30.5 Comparisons and graphics
“Painting is easy when you don’t know how, but very difficult when you do.”
Looking at graphics involves making comparisons—comparisons with expectations, comparisons within graphics, comparisons between graphics. A well-structured layout helps.
30.5.1 Types of comparison
Comparisons may be made between different variables for the same individual cases. They could be different measures (e.g., Figure 14.4 and the top plot of Figure 33.2) or the same measure taken at different times (e.g., top right of Figure 12.1). The comparisons may be improved by looking at differences or ratios as well as the measures themselves.
Comparisons can be made between different subsets or groups, between one selection and the rest of the dataset, between a selection and the whole dataset. These comparisons may be made by distributional forms (Figures 8.9 and 8.14), by features (Figure 10.7) or by statistics (e.g., Figures 11.11, and 25.8, shown again in Figure 30.13).
In statistical analysis it is common to specify a particular comparison, for example whether two means can be taken to be equal or not. In exploratory analysis many comparisons are made, some explicit that are of interest in advance and some that arise because they stand out. There may be a large number of groups that could be compared in a large number of ways, as with the fuel efficiency data in Chapter 17.
Comparisons may be made with a variety of graphics, some perhaps more informative than others, but all contributing. In Chapter 26 the votes for parties in two German elections were initially compared by barcharts, then by a barchart of percentage changes between the elections, then by an UpAndDown plot of relative and absolute changes.
Comparisons must be made precise, both in the definitions of the groups being compared and in the features or statistics used to compare them, and they must be checked thoroughly (cf. §32.3).

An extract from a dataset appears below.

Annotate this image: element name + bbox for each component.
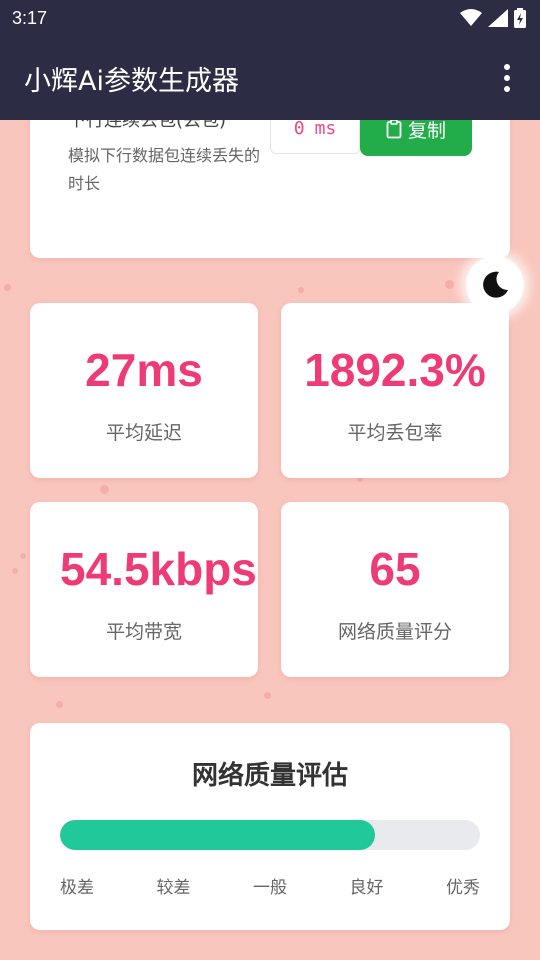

30.5.2 Superposition, juxtaposition, and faceting
Graphics can be compared by putting them on top of one another (superposition) or by putting them beside or above one another (juxtaposition). Figure 8.3 juxtaposes histograms of chess ratings for active and inactive players picking out the peak at 2000 well. Figure 8.4 superposes density estimates of the same data showing the overall difference in distributions better, but the peak is harder to see. The plots are redrawn in Figure 30.14.
Colour (occasionally shape or form) can be used to distinguish the parts of superposed graphics. The order of drawing is crucial as the last group drawn will be on top (e.g., Figures 10.2 and 21.13). For comparisons of many groups, faceting by placing them on a grid is a practical alternative. Much depends on how separated the groups are.
Superposition is good for comparing time series that look similar (e.g., Figures 2.4 and 24.10), for comparing density estimates of different groups (e.g., Figure 8.15), and for scatterplots in which groups are separated (e.g., Figure 18.9). It is not effective when overlapping occurs, as with histograms or barcharts where juxtaposition is better (e.g., Figures 7.2 and 3.14).
Juxtaposition can be better for crowded scatterplots (e.g., Figure 4.4 rather than Figure 4.3, both shown again in Figure 30.15 with the slight change that the plot on the right now includes ghostplotting to provide context for the individual regions). The disadvantage of juxtaposition is the extra amount of space needed if all plots are full size.
Grids in faceting are constructed using conditioning. Order the conditioning variables and categories to place groups of interest together (Figure 23.4). Ghostplotting works well for faceted scatterplots by including comparisons of each individual group with the rest of the data.
These approaches are not mutually exclusive. Ghostplotting is often useful with faceting (e.g., Figure 18.10). Superposition and juxtaposition were used together in Figure 9.9. Figures 6.10 and 16.10 use superposition, ghostplotting, and juxtaposition.
30.5.3 Advice
Whichever objects are to be compared should generally be on the same scales, carefully aligned, and close together. Scales can be the same because they are measured in the same units, when differences in levels are emphasised (e.g., Figures 8.10 and 10.3, drawn again in Figure 30.16), or because they have been standardised to a common scale, when distributional shapes are compared (e.g., Figures 3.13 and 21.9). There are many possible standardisations (cf. §28.2.2).
Alignment of axes and placing objects together makes comparisons easier. The doubledecker plot of Titanic survival rates by passenger class and crew department in Figure 25.8 shows the higher survival rate of passengers over crew, the decline in survival rate by passenger class, and the relatively high rate of survival of the deck crew (because they manned the lifeboats).